Gedanken zu: http://www.zeit.de/2016/07/grenzsicherung-fluechtlinge-peter-sloterdijk-ruediger-safranski-erwiderung

Strategisch war das Öffnen der Route letztes Jahr insofern ein kluger Schachzug, als dass Deutschland innerhalb weniger Monate eine Million zukünftiger Steuerzahler, Arbeitskräfte und Eltern importiert hat, die für den Ausgleich der angesichts der Geburtenrate (1,47 in 2014) schwindenden Bevölkerung Deutschlands dringend nötig sind.

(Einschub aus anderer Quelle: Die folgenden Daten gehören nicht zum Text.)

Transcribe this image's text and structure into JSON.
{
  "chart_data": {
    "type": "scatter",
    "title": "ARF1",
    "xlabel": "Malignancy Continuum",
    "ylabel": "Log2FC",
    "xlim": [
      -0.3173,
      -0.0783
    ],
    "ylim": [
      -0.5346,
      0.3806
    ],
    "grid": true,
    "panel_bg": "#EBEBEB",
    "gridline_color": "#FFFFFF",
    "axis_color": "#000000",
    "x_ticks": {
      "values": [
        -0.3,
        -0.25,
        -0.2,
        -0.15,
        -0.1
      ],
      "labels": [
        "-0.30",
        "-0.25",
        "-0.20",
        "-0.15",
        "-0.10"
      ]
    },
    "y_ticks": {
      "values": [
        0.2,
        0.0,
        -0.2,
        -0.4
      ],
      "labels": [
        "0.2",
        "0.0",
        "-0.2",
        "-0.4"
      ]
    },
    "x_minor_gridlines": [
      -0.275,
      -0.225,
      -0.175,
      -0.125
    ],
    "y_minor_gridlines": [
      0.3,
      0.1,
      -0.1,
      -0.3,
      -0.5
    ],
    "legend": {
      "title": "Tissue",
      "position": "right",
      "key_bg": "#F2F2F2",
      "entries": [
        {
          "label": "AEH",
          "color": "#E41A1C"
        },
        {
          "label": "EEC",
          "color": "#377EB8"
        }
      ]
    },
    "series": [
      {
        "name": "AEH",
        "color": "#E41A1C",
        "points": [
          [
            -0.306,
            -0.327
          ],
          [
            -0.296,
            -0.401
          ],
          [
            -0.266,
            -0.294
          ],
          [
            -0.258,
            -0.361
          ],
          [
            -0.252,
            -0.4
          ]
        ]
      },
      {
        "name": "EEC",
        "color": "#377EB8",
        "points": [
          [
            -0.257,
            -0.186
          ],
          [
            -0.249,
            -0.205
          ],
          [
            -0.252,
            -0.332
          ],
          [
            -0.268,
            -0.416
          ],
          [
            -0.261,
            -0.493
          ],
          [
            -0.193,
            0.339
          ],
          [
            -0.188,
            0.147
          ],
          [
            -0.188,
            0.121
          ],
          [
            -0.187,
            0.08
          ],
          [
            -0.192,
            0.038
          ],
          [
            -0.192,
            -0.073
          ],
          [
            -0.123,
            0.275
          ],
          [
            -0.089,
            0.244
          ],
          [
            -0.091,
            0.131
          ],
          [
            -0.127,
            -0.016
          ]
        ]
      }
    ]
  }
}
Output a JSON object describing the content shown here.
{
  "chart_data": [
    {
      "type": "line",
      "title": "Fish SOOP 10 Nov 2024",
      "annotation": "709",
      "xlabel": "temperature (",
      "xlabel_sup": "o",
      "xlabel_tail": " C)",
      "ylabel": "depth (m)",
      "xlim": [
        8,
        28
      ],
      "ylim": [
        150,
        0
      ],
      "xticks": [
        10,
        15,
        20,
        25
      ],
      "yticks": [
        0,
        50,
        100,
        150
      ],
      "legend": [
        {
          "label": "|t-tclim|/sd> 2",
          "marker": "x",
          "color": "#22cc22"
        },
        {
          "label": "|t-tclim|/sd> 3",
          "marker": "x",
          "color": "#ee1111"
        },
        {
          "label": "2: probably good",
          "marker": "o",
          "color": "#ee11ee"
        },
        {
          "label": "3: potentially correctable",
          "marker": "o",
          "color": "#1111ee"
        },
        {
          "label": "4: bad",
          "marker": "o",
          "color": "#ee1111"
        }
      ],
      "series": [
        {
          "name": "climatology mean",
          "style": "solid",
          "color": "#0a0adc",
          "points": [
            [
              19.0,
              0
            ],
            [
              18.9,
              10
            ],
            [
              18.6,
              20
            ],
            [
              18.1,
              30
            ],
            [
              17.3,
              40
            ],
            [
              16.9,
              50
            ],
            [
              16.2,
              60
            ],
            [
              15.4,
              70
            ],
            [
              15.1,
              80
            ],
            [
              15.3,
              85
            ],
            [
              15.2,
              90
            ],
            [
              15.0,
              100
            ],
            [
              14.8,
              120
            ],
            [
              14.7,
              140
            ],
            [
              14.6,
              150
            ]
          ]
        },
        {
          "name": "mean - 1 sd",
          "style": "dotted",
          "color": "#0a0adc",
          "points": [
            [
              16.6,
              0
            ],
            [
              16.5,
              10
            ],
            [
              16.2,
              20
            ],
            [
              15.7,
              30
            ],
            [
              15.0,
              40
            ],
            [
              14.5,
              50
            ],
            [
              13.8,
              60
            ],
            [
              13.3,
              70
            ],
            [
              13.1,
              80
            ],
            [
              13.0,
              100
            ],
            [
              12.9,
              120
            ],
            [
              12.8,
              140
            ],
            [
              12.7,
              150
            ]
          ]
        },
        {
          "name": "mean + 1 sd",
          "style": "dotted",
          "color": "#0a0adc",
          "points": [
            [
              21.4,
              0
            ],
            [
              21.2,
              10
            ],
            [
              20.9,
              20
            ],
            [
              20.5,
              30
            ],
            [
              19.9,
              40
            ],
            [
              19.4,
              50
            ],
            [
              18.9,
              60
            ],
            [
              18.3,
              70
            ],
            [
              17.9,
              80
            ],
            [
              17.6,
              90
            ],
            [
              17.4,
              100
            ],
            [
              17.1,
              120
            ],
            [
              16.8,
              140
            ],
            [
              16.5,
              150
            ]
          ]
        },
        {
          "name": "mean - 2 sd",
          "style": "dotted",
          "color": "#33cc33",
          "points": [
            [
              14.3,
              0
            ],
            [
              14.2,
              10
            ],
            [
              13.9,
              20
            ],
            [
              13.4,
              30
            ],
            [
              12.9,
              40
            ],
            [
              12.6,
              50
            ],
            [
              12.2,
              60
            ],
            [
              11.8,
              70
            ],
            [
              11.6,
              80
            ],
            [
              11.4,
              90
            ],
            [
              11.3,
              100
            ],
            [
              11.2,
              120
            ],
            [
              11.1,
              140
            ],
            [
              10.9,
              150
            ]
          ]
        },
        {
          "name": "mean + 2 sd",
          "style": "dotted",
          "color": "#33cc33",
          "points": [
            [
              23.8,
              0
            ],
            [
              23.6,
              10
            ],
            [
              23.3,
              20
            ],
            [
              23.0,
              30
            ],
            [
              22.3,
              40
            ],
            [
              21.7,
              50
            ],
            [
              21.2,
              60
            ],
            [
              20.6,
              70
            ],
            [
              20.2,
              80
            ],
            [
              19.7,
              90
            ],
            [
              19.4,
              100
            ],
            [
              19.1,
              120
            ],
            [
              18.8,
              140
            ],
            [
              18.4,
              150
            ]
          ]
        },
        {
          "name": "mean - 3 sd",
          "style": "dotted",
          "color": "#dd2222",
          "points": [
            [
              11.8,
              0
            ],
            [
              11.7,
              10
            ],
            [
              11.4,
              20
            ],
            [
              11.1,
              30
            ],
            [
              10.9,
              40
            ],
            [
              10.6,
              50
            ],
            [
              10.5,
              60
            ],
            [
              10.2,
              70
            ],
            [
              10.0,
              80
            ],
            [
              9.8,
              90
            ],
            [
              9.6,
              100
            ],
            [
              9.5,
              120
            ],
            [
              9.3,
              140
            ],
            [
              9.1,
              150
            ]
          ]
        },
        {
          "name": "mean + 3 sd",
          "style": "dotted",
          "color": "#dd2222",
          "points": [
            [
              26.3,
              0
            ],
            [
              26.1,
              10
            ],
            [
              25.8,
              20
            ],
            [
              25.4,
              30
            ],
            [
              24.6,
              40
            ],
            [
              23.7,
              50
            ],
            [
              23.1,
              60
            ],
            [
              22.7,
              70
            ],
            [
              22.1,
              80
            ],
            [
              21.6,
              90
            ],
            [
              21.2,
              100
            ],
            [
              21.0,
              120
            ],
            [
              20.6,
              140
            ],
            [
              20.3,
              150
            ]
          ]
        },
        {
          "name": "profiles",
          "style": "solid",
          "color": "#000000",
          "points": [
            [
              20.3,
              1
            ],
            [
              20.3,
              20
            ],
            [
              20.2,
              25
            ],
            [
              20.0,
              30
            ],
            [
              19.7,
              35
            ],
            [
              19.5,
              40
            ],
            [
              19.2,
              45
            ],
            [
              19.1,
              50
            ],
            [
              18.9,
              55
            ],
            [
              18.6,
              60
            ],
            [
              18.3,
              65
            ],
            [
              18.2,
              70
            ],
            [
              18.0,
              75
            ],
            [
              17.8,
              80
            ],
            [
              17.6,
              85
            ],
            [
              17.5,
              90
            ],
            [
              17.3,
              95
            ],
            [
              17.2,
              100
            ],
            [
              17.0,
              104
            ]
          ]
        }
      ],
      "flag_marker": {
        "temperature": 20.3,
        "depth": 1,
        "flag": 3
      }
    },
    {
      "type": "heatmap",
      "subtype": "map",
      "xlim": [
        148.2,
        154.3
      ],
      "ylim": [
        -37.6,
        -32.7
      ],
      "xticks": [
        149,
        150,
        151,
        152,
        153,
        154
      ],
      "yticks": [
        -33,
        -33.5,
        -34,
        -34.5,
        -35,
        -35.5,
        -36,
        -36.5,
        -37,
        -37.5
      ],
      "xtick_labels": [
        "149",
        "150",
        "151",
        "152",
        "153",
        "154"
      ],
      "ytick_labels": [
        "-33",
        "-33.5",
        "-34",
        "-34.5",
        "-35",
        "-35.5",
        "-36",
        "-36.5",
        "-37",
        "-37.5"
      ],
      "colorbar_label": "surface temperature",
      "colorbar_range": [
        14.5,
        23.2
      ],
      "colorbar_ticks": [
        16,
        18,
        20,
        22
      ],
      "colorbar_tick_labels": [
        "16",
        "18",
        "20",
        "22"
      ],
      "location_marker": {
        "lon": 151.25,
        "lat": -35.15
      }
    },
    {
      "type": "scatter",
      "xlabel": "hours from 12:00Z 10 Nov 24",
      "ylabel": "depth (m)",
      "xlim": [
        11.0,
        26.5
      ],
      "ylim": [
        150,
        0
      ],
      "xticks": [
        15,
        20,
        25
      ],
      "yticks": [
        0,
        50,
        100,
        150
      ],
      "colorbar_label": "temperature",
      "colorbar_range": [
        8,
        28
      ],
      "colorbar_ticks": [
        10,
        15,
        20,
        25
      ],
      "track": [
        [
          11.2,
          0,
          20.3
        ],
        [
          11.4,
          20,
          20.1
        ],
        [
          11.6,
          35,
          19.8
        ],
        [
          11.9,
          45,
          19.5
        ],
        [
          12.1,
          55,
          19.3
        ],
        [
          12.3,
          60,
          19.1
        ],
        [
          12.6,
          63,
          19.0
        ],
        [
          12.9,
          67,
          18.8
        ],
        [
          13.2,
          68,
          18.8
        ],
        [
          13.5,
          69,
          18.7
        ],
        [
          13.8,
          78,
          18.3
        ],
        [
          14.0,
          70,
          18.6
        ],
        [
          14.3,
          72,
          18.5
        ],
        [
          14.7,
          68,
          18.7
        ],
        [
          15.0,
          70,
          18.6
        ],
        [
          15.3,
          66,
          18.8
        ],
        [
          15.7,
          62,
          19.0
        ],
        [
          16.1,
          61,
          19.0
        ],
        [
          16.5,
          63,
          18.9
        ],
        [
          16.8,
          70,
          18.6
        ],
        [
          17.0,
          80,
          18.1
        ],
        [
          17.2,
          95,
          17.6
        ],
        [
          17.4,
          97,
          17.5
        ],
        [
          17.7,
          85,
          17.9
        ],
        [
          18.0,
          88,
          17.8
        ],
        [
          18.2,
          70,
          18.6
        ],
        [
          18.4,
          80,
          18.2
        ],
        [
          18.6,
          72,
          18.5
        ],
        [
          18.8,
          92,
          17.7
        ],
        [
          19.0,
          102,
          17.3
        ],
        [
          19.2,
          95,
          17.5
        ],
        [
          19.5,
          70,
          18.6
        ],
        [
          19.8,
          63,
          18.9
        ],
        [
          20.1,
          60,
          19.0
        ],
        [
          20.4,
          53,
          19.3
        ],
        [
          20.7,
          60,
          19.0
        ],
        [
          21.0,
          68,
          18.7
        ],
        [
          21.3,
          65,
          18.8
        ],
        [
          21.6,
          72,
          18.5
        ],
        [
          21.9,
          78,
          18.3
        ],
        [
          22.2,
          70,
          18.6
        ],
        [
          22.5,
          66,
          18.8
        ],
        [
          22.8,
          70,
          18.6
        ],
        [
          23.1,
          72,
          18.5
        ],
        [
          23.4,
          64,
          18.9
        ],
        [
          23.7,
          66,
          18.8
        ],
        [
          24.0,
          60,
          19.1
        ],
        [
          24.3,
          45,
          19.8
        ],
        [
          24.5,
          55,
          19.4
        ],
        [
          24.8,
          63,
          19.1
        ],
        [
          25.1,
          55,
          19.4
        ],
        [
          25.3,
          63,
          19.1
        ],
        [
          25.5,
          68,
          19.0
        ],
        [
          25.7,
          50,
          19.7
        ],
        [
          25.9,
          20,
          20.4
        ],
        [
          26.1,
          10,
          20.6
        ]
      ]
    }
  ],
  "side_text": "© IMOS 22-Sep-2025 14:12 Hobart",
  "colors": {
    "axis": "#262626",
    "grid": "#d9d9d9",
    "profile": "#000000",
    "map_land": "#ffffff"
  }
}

Die – finanziellen und gesellschaftlichen – Kosten der Integration sind zu tragen. Die Deutschen wie auch alle anderen Europäer sind innert nützlicher Frist nämlich kaum zu motivieren, genug Kinder zu bekommen – sieht man sich die massiven steuerlichen und sonstigen Benefits für Eltern gerade in Deutschland an, denke ich, dass die Kosten für eine substanzielle Hebung der Rate (um min. 0,7 Punkte) immens wären. Ich sehs mehr so, dass Deutschland noch mehr zum kleinen Amerika werden könnte, als es das schon heute ist.

Ein Argument gegen diese Strategie wären die akzeptierte Schrumpfung der Bevölkerung angesichts von Arbeitsplatzwegfall durch weitere Mechanisierung von Arbeit sowie eine dadurch nötige massive Reorganisation des Sozialstaats (Altersrente/Steuern). Aber ob das dann so schnell geht…?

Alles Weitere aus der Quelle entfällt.